OpenCL
Compiling and Calling the Kernel
The kernel source code must be compiled at run time by the OpenCL library. This is the only way to ensure platform-independence. I create a cl::Program object from the source code and call program.build() to compile it (line 87).
In addition to a unique global index, each thread also has a local index because of the hardware layout. All the threads in a work group share a small, but very fast, memory area. The non-optimized example described here does not use this memory but uses, instead, a generic, two-dimensional size of 16x16 for a work group (lines 90 and 91).
I need the total number of threads in each dimension to call the kernel. This number must be at least as large as the output image; however, it also must be divisible by the work group size in every dimension.
I can now load the previously compiled kernel from cl::Program and pass in the numbers I just calculated. Finally, I need to start the kernel by passing the parameters to the cl::​KernelFunctor. The parameters are the input image buffer, output image buffer, convolution kernel buffer, and corresponding metadata (size) (line 100).
Although it is necessary to create and populate the buffers in advance, simple data types like the image sizes can be passed in directly (i.e., without using enqueueWriteBuffer()). A kernel call is always non-blocking. You can use a cl::Event with a .wait() to wait for the call to complete.
The threads from the kernel call write their results to the outGPU buffer. The results are copied from this buffer to host memory using enqueueReadBuffer().
Sample Code
To keep things simple, link the code against the free libpng library [15]. You can use this library to read and write grayscale PNG files.

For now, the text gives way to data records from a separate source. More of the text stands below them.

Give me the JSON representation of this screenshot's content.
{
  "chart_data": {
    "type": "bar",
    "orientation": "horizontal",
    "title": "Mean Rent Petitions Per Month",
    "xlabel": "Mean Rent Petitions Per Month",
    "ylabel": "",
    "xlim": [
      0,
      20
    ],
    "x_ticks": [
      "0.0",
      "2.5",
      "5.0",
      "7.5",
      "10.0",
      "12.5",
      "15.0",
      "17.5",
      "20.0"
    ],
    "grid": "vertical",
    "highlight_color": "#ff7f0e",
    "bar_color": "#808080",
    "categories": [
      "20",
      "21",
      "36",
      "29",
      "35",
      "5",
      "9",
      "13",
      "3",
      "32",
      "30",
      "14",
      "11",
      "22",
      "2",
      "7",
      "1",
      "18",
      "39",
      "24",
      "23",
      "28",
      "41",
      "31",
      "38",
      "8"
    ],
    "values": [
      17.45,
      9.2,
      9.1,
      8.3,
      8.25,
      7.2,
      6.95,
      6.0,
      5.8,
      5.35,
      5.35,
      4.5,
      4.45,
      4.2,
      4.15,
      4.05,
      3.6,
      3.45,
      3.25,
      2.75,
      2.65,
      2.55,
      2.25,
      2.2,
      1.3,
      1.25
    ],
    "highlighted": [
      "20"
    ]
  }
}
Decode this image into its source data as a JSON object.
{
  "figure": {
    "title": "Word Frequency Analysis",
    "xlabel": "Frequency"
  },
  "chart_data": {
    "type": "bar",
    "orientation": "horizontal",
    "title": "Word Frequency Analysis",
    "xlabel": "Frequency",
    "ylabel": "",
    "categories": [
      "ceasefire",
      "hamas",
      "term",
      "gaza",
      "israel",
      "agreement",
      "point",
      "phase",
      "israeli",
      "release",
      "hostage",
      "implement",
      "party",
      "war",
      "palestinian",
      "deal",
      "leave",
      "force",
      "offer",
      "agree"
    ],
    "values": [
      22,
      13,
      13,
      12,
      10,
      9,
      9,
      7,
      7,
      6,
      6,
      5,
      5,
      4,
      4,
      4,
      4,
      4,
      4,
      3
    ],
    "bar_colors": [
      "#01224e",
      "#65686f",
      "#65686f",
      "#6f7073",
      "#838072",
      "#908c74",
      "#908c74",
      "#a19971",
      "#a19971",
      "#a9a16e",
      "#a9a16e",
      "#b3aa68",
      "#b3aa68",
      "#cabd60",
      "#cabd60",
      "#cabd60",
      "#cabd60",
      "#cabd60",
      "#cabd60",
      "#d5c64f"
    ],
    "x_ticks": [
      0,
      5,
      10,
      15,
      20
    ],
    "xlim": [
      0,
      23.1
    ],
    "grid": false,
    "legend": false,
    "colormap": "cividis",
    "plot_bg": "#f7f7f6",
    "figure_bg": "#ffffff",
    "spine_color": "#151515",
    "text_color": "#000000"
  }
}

After entering make all to build, you can use the convolution kernels to process any grayscale PNG. The command syntax is convolucl <input.png> <output.png> [kernel index]. If you call convolucl without any parameters, it gives you a list of available kernels:
0 Sobel 1 Gauss 5x5 2 Gauss 12x12 3 Mean 3x3 4 Mean 5x5 5 Emboss ;6 Sharpen 7 Motion blur
Figure 2 shows some of the results of these convolutions.